I recently finished Jane Mayer’s excellent new book The Dark Side: The Inside Story of How the War on Terror Turned into a War on American Ideals. I thought I couldn’t read another thing about Addington, Yoo, and company, but Mayer’s book drew me in, and taught me a lot. There’s a lot I’d like to highlight from the book and blog about, but probably won’t have time to get to. But here’s an interesting detail she mentions in passing. You may recall this exchange between John Yoo and John Conyers when Yoo was called to testify before the House Judiciary Committee recently:
Conyers: Could the President order a suspect buried alive?
Yoo: Uh, Mr. Chairman, I don’t think I’ve ever given advice that the President could order someone buried alive. . .
Conyers: I didn’t ask you if you ever gave him advice. I asked you thought the President could order a suspect buried alive.
Yoo: Well Chairman, my view right now is that I don’t think a President . . . no American President would ever have to order that or feel it necessary to order that.
Conyers: I think we understand the games that are being played.
I took Conyers’ question to be (useful) hyperbole, intended to draw out the virtually limitless theory of presidential power Yoo’s perspective entails–much like Professor David Cassell’s earlier question to Yoo: “If the president deems that he’s got to torture somebody, including by crushing the testicles of the person’s child, there is no law that can stop him?” Yet in the course of discussing acting OLC head Dan Levin’s attempt to draft a replacement memo for Yoo’s repudiated August 2002 torture memo, Mayer writes:
“Levin refused, however to give the administration carte blanche. He had heard rumors that his predecessor, John Yoo, had orally approved especially questionable CIA practices, including the use of mind-altering drugs and mock-burials.” (Emphasis added).

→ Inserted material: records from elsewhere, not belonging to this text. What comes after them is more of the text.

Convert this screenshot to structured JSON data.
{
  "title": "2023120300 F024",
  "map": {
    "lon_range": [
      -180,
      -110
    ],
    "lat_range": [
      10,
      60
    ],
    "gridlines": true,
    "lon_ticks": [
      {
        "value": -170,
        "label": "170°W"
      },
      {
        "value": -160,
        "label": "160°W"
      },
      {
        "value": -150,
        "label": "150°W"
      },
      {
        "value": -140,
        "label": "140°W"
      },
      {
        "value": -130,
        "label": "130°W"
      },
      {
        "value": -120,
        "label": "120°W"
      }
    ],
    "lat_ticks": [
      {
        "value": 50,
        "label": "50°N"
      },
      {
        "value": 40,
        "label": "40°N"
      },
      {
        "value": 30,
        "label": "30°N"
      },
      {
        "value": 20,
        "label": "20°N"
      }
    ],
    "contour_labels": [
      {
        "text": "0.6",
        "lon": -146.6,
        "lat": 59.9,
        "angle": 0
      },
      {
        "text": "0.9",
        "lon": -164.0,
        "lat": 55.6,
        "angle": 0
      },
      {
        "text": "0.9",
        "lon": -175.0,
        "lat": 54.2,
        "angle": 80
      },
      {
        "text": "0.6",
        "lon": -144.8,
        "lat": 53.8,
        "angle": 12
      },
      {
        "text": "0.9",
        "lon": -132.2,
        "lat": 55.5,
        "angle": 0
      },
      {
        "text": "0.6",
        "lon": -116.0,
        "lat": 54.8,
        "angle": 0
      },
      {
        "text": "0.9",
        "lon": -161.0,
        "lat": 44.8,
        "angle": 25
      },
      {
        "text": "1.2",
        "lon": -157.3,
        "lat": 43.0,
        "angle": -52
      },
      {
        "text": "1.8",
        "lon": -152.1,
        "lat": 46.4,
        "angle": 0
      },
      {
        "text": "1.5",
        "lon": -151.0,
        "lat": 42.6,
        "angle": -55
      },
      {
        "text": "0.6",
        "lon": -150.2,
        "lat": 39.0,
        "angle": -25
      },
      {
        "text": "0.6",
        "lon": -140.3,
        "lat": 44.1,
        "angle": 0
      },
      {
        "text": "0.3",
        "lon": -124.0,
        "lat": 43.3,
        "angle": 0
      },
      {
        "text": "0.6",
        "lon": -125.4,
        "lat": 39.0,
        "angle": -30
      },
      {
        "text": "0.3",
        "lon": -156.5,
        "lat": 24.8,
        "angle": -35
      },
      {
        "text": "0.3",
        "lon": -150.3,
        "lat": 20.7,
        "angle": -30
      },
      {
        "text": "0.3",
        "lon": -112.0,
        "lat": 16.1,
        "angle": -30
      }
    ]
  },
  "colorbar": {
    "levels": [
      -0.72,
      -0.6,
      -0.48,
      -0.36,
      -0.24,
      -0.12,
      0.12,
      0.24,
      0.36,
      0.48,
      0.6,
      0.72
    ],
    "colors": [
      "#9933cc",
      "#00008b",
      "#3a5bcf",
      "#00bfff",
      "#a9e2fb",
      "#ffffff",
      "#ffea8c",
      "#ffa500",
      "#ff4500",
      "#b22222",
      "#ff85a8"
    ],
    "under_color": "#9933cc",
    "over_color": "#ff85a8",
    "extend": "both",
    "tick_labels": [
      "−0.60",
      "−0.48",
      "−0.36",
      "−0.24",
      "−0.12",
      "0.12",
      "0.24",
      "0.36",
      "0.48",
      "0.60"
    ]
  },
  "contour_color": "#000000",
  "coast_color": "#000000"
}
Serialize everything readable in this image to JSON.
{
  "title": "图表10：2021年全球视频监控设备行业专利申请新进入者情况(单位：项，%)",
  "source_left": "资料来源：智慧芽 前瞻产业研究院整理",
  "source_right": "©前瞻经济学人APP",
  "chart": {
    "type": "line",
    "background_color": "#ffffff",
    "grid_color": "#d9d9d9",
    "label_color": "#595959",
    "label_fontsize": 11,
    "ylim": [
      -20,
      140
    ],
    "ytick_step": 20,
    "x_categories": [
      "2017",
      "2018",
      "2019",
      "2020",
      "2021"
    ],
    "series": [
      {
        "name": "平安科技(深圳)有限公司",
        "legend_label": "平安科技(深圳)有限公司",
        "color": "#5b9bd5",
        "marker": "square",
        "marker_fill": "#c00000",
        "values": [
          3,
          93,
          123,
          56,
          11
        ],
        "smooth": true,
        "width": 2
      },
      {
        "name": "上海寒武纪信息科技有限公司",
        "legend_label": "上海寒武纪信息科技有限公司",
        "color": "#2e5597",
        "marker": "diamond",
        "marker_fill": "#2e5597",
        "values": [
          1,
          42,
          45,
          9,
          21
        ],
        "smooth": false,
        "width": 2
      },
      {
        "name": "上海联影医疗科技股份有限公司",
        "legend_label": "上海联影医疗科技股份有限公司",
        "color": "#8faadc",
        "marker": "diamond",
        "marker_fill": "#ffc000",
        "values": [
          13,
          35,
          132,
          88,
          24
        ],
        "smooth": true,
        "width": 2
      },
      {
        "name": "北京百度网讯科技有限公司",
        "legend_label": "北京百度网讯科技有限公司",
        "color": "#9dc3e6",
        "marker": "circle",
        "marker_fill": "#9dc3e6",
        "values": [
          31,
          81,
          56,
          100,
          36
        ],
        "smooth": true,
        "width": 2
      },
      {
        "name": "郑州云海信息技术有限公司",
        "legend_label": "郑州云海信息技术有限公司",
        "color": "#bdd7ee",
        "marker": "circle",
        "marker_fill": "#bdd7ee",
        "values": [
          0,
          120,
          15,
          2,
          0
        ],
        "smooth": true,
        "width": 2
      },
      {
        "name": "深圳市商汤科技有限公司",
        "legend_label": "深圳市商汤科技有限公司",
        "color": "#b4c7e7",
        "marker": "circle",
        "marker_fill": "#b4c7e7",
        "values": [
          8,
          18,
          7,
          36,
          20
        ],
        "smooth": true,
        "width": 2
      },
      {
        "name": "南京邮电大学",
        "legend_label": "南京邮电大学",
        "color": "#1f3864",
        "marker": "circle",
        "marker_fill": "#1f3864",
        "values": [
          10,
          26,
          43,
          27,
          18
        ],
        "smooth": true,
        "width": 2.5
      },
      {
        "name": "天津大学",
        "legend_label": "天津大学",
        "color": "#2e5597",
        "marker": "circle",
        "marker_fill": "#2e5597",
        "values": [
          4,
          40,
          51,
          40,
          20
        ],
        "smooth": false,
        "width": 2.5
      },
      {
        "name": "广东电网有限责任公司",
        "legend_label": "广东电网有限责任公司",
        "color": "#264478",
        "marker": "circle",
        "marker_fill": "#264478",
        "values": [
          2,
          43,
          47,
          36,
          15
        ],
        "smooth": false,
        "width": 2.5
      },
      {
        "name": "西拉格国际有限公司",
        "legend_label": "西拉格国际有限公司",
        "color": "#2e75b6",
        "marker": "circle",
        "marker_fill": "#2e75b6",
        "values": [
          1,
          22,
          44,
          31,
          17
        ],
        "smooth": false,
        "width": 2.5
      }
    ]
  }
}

Sam Tanenhaus has a sidebar in today’s NYT Week in Review section called “When Reining in an Imperial President Was the Conservatives’ Cause.” “Odd though it may seem, ideological conservatives used to be fierce critics of “executive supremacy,” he writes.
Tanenhaus, a longtime student of conservative intellectual history, is absolutely right. In Cult, I have a section entitled “How Conservatives Learned to Stop Worrying and Love the Imperial Presidency,” that covers the ideological shift in detail. For a taste, click here.
The right-wing intellectuals who coalesced around William F. Buckley’s National Review associated powerful presidents with activist liberalism: the New Deal, the New Frontier, the Great Society. Therre was a time when you could hear conservative heroes like Barry Goldwater say the sort of things that would get Sean Hannity to call for treason trials today. Goldwater wrote in 1964 that:
Some of the current worship of powerful executives may come from those who admire strength and accomplishment of any sort. Others hail the display of Presidential strength … simply because they approve of the result reached by the use of power. This is nothing less than the totalitarian philosophy that the end justifies the means…. If ever there was a philosophy of government totally at war with that of the Founding Fathers, it is this one.
Heck, it wasn’t too long ago that you could hear John Yoo complain about “The Imperial President Abroad” in the Clinton years.
I write a little bit about Kirk in the section of the book labeled “How Conservatives Learned to Stop Worrying and Love the Imperial Presidency.” Kirk, to his credit, was never really able to stop worrying. Search his name on the Heritage Foundation website and you’ll find some stuff that would get Sean Hannity and Rush Limbaugh to cry treason. Here’s Kirk in the wake of Gulf War I:
it would be ruinous for the Republicans to convert themselves into a party of high deeds in distant lands and higher taxes on the home front. Such a New World Order, like the Pax Romana, might create a wilderness and call it peace; at best, it would reduce the chocolate ration from thirty grams to twenty. And in the fullness of time, the angry peoples of the world would pull down the American Empire, despite its military ingenuity and its protestations of kindness and gentleness — even as the Soviet Empire is being pulled down today, thanks be to God.
I like this one, too (and quote it in the book):
The conservative endeavors to so limit and balance political power that anarchy or tyranny may not arise. in every age, nevertheless, men and women are tempted to overthrow the limitations upon power, for the sake of some fancied temporary advantage. It is characteristic of the radical that he thinks of power as a force for good–so long as the power falls into his hands. In the name of liberty, the French and Russian revolutionaries abolished the old restraints upon power; but power cannot be abolished; it always finds its way into someone’s hands. That power which the revolutionaries had thought oppressive in the hands of the old regime became many times as tyrannical in the hands of the radical new masters of the state.
Knowing human nature for a mixture of good and evil, the conservative does not put his trust in mere benevolence. Constitutional restrictions, political checks and balances, adequate enforcement of the laws, the old intricate web-of restraints upon will and appetite–these the conservative approves as instruments of freedom and order.
Man, remember conservatives? They used to believe stuff like that. Some of them still do, but they’re few and far between. Today Heritage’s Russell Kirk lecture goes to the likes of John Yoo. Seriously.